It sounds like a beginning of a strange joke, only it’s not. Usain Bolt and Mo Farah really are sat in a hotel room in Jamaica discussing who would win a 600m race between them. “I think I’d have a good chance,” says Farah. “Just because of my endurance.” Bolt throws him a look of mock-horror. “So what about me, you and David Rudisha?” Farah laughs. “That completely changes it,” he replies, chuckling. “Rudisha is strong. He has run 1min 40sec for 800m. He could jog and still have us.”
Rudisha, the great Kenyan stoic, is sat between the pair saying nothing. Bolt turns to him. “What do you think?” The double Olympic 800m champion is aware that he is on Bolt’s home turf in Kingston and doesn’t want to cause offence. “Er … well …,” he begins. Everyone cracks up.
Eventually, Rudisha decides that honesty is the best policy. “I have a bit of an advantage because I do a lot of 400m and 800m in training and races,” he says. “So I don’t think you have a chance there.” Cue more laughter. But there is no comeback. Everyone accepts that Rudisha tells it as it is.
A few minutes later, with the Observer, Rudisha makes another startling admission. He believes he is in even better form than last year, when he glided away from the field to win his second Olympic gold in Rio in 1min 42.16sec – his fastest time since that glorious night at London 2012 when he smashed his own world record and was hailed by Sebastian Coe as producing the greatest moment of those Games.
“What’s changed is that I have been able to do a lot more mileage again,” says Rudisha softly. “That is something I lacked since I seriously injured my knee in 2013. After that, if I attempted long runs I would feel some pain and have to stop because I didn’t want any setbacks.

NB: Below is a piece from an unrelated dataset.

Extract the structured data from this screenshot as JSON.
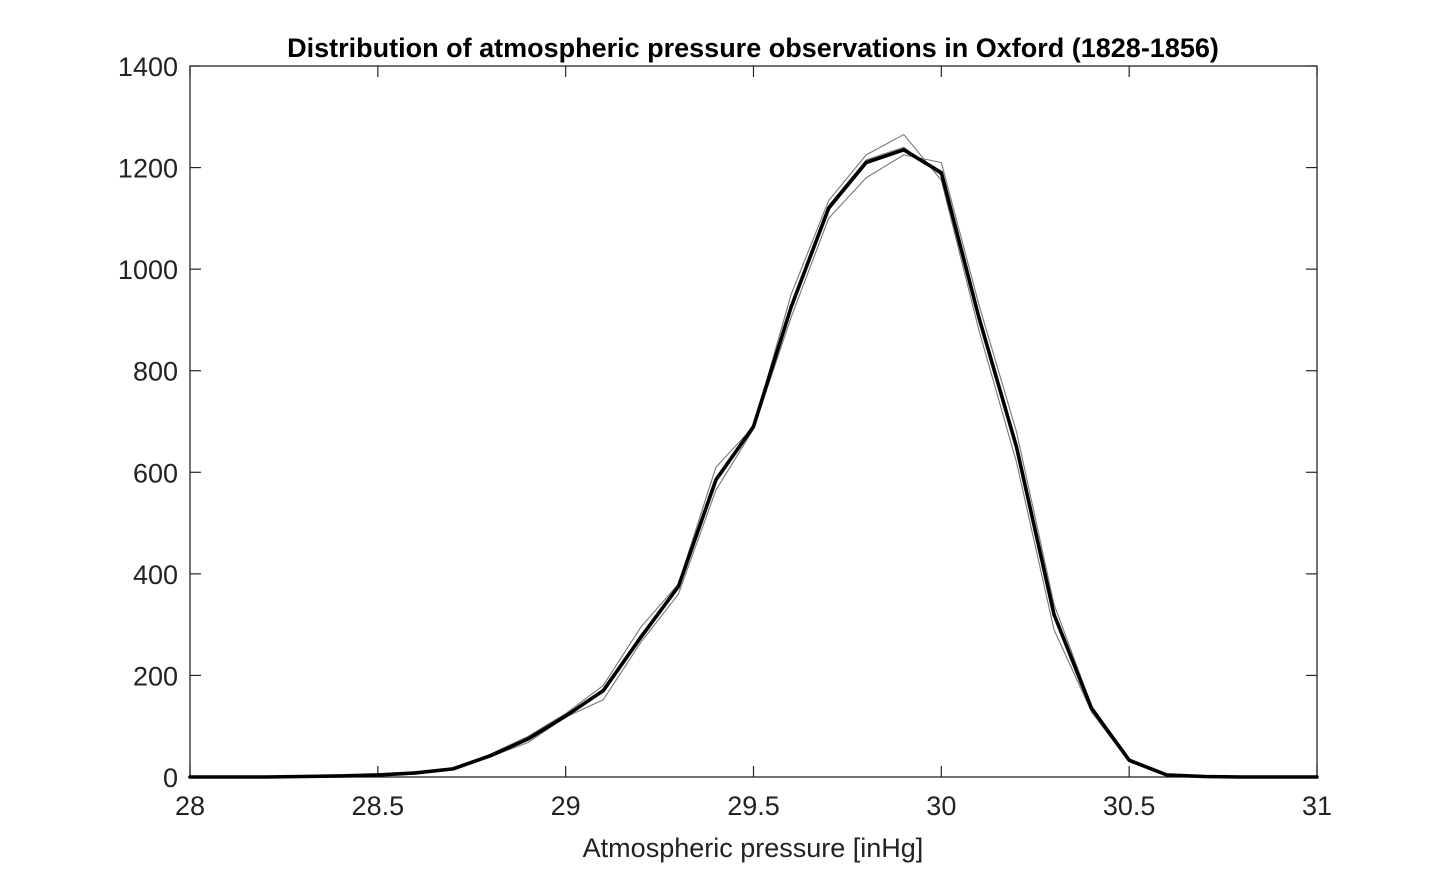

But I was able to put more work in during the winter and I am really happy.”
Rudisha did not looked overly impressive when he was beaten by the 19-year-old Kenyan sensation Kipyegon Bett in Shanghai last month. However, he explains that he had a minor strain, which has now cleared, and that his recent times in training over 400m and 300m – which he always uses a benchmark for how he will perform in competition – have surprised and delighted him. “I am in a better form than last year and I feel fantastic,” he says. “I just needed to do some fine‑tuning and I think my season will be great.”
Understandably, he has tunnel-vision focus on London in August and winning a third world championships title to go with his 2011 and 2015 victories. “I am really excited to go back to the stadium where I made history,” he says.
“The UK will always have a special place in my heart. The fans always welcome me and it has a great history of middle-distance athletes, from Sir Roger Bannister to Steve Ovett, Steve Cram and Lord Seb Coe.”
Rudisha has run six of the eight fastest 800m times in history and for years looked almost invincible. But, for the first time, he admits he is struggling to come to grips with losing after his career-threatening injury. “Mentally I used to be a very strong,” he says. “I never wanted to lose. But the injury affected me. When I came back I lost a lot of races. And sometimes I would be a little bit reluctant in some races. Afterwards I’d look back and say to myself: ‘I don’t think I have done my best there.’”
Slowly, though, the magic returned. “In 2013 and 2014, when I had that pain in my knee, it was tough. I love running, but it is a short career. So no matter how hard it is, no matter how painful it is, I thought to myself: ‘If you love something you can do it.’ If it was not for the love of sport I would have struggled to come back.”
Rudisha hopes to be a role model for young Kenyans and notes with pride how kids chase after him shouting “Rudisha. Rudisha” while he is jogging around the hills of Iten.
“They are always there,” he says, smiling. “Even when we are doing track sessions they like making fun of me, saying things like: ‘You can’t beat us – we want to run against you.’ It is always fun and I love that.”
His deep enjoyment of running has now been passed to his seven-year-old daughter, Charin. “She used to say ‘No, don’t want anything to do with running. I don’t want to run like Daddy’. But now she loves it. When I am training at home we do some exercises and jog together.”
Rudisha’s father, Daniel, won a 4x400m silver medal at the 1968 Olympics. Could she be the third line of a Rudisha dynasty? “Well, she has good genes – I can say that,” he says, laughing. “But it is hard. Running is not only about talent and genetics. It is also about hard work and your spirits.”
There is nothing wrong with Rudisha on that front and, at 28, he has enough time on his side to compete at the Tokyo Olympics in 2020. “I would love to emulate Bolt and have three Olympic gold medals,” he says. “Wouldn’t that be fantastic?”